Cameraman pour la RTBF, Thierry n’est plus pigiste depuis quelque temps. Il l’a cependant été pendant plusieurs années. Au début, cette situation lui convenait. « Avant, nous étions peu de pigistes. Il y avait une sorte de système d’ancienneté qui faisait que si ça faisait longtemps qu’on était là, on était appelé en premier », se remémore-t-il. Cependant, au fur et à mesure des ans, il y a eu de plus en plus de pigistes et ce système d’ancienneté a été cassé. Il déclare à la suite de cela qu’il touchait le même salaire qu’un pigiste sortant de l’école. « Avec le nombre de pigistes qui a augmenté, chacun avait moins d’heures prestées. Du coup, quand il y a eu un appel à candidatures pour un contrat, on n’avait pas assez d’heures pour postuler », explique-t-il.

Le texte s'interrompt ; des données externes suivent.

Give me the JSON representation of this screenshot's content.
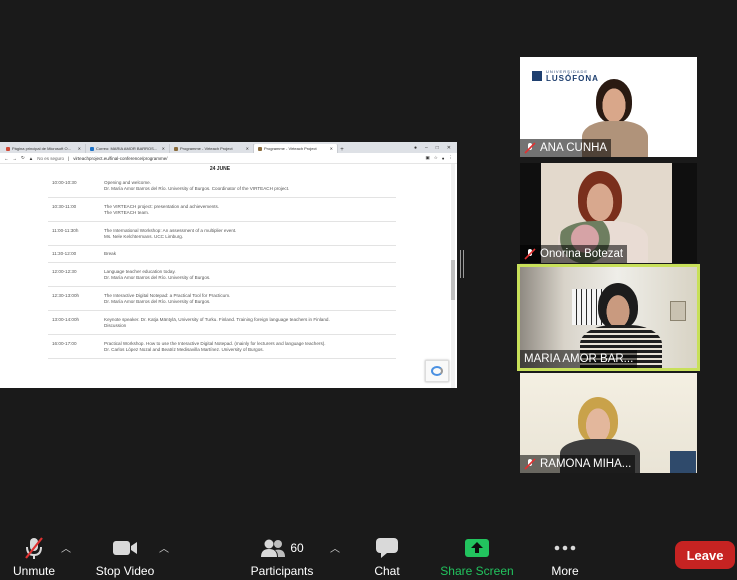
{
  "browser": {
    "tabs": [
      {
        "label": "Página principal de Microsoft O..."
      },
      {
        "label": "Correo: MARIA AMOR BARROS..."
      },
      {
        "label": "Programme - Virteach Project"
      },
      {
        "label": "Programme - Virteach Project"
      }
    ],
    "new_tab": "+",
    "address": {
      "security": "No es seguro",
      "url": "virteachproject.eu/final-conference/programme/"
    }
  },
  "programme": {
    "day": "24 JUNE",
    "rows": [
      {
        "time": "10:00-10:30",
        "lines": [
          "Opening and welcome.",
          "Dr. María Amor Barros del Río. University of Burgos. Coordinator of the VIRTEACH project."
        ]
      },
      {
        "time": "10:30-11:00",
        "lines": [
          "The VIRTEACH project: presentation and achievements.",
          "The VIRTEACH team."
        ]
      },
      {
        "time": "11:00-11:30h",
        "lines": [
          "The International Workshop: An assessment of a multiplier event.",
          "Ms. Nele Kelchtermans. UCC Limburg."
        ]
      },
      {
        "time": "11:30-12:00",
        "lines": [
          "Break"
        ]
      },
      {
        "time": "12:00-12:30",
        "lines": [
          "Language teacher education today.",
          "Dr. María Amor Barros del Río. University of Burgos."
        ]
      },
      {
        "time": "12:30-13:00h",
        "lines": [
          "The Interactive Digital Notepad: a Practical Tool for Practicum.",
          "Dr. María Amor Barros del Río. University of Burgos."
        ]
      },
      {
        "time": "13:00-14:00h",
        "lines": [
          "Keynote speaker. Dr. Katja Mäntylä, University of Turku. Finland. Training foreign language teachers in Finland.",
          "Discussion"
        ]
      },
      {
        "time": "16:00-17:00",
        "lines": [
          "Practical Workshop. How to use the Interactive Digital Notepad. (mainly for lecturers and language teachers).",
          "Dr. Carlos López Nozal and Beatriz Medisavilla Martínez. University of Burgos."
        ]
      }
    ]
  },
  "participants": [
    {
      "name": "ANA CUNHA",
      "logo_small": "UNIVERSIDADE",
      "logo_big": "LUSÓFONA"
    },
    {
      "name": "Onorina Botezat"
    },
    {
      "name": "MARIA AMOR BAR..."
    },
    {
      "name": "RAMONA MIHA..."
    }
  ],
  "toolbar": {
    "unmute": "Unmute",
    "stop_video": "Stop Video",
    "participants": "Participants",
    "participants_count": "60",
    "chat": "Chat",
    "share_screen": "Share Screen",
    "more": "More",
    "leave": "Leave"
  },
  "colors": {
    "active_speaker_border": "#c8e05a",
    "share_green": "#22c35e",
    "leave_red": "#c62322"
  }
}
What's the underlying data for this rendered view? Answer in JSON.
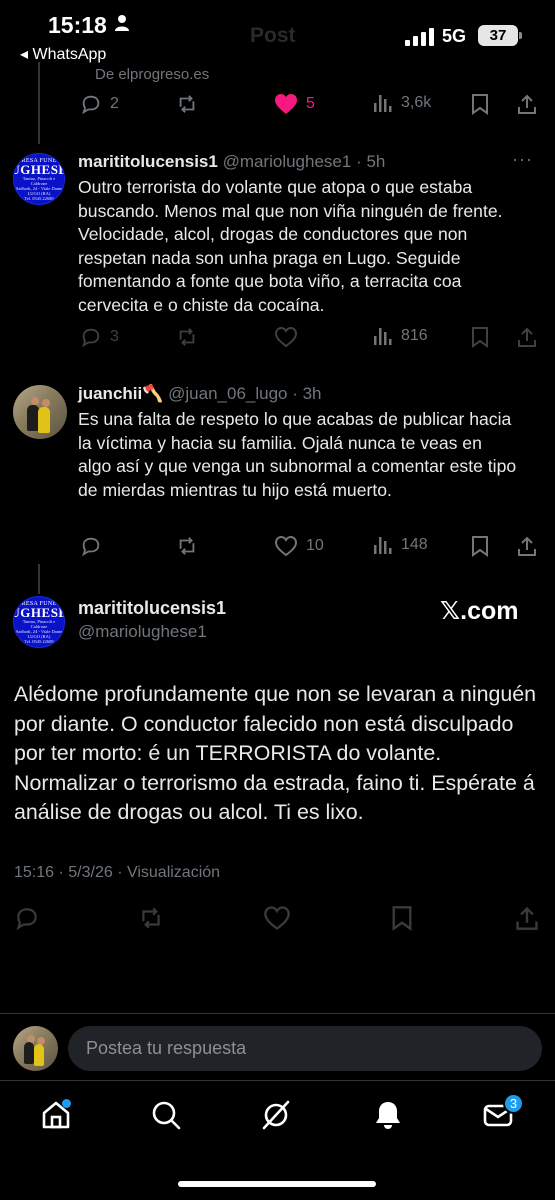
{
  "status_bar": {
    "time": "15:18",
    "back_app": "◂ WhatsApp",
    "network": "5G",
    "battery": "37"
  },
  "header": {
    "title": "Post"
  },
  "context_tweet": {
    "source": "De elprogreso.es",
    "replies": "2",
    "retweets": "",
    "likes": "5",
    "views": "3,6k"
  },
  "replies": [
    {
      "name": "marititolucensis1",
      "handle": "@mariolughese1 · 5h",
      "avatar_text": [
        "RESA FUNE",
        "UGHESE",
        "Tanino, Pinacoli e Caldrone",
        "Sadhodi, 24 - Viale Dante",
        "LUGO (RA)",
        "Tel. 0545.22688"
      ],
      "text": "Outro terrorista do volante que atopa o que estaba buscando. Menos mal que non viña ninguén de frente. Velocidade, alcol, drogas de conductores que non respetan nada son unha praga en Lugo. Seguide fomentando a fonte que bota viño, a terracita coa cervecita e o chiste da cocaína.",
      "replies": "3",
      "likes": "",
      "views": "816"
    },
    {
      "name": "juanchii🪓",
      "handle": "@juan_06_lugo · 3h",
      "text": "Es una falta de respeto lo que acabas de publicar hacia la víctima y hacia su familia. Ojalá nunca te veas en algo así y que venga un subnormal a comentar este tipo de mierdas mientras tu hijo está muerto.",
      "replies": "",
      "likes": "10",
      "views": "148"
    }
  ],
  "main_tweet": {
    "name": "marititolucensis1",
    "handle": "@mariolughese1",
    "avatar_text": [
      "RESA FUNE",
      "UGHESE",
      "Tanino, Pinacoli e Caldrone",
      "Sadhodi, 24 - Viale Dante",
      "LUGO (RA)",
      "Tel. 0545.22688"
    ],
    "watermark": "𝕏.com",
    "text": "Alédome profundamente que non se levaran a ninguén por diante. O conductor falecido non está disculpado por ter morto: é un TERRORISTA do volante. Normalizar o terrorismo da estrada, faino ti. Espérate á análise de drogas ou alcol. Ti es lixo.",
    "meta": "15:16 · 5/3/26 · Visualización"
  },
  "composer": {
    "placeholder": "Postea tu respuesta"
  },
  "tabbar": {
    "messages_badge": "3"
  },
  "colors": {
    "accent": "#1d9bf0",
    "like": "#f91880",
    "muted": "#71767b"
  }
}
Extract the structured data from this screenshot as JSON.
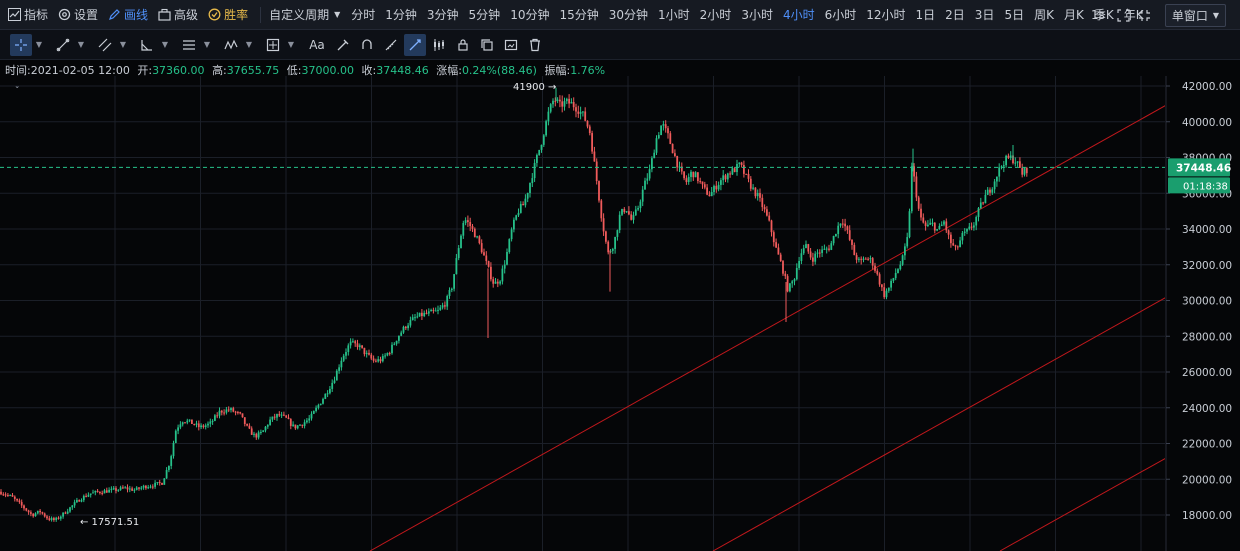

Pour lui, il s'agit d’un véritable cercle vicieux.

La RTBF s’explique

Selon la porte-parole de la RTBF, Axelle Pollet, les métiers de l’audiovisuel sont liés à l’appel de fonctions intermittentes. « A la RTBF, il y a une moyenne de 12% d’intérimaires. Dans les autres médias européens, elle se situe à 20% », compare-t-elle. La porte-parole souligne qu’il existe une réelle volonté de la direction d’intégrer des personnes supplémentaires. « Engager une trentaine de profils pour la production de contenu et cinq journalistes est la proposition qui est sur la table », déclare Axelle Pollet. Avec sa proposition d’augmenter les effectifs, la direction dit avoir été surprise du maintien de la grève. Elle déclare que la direction de la RTBF est consciente que le parcours n’est pas toujours simple pour les pigistes et argumente que transformer ce qui est en place depuis plusieurs années prend du temps.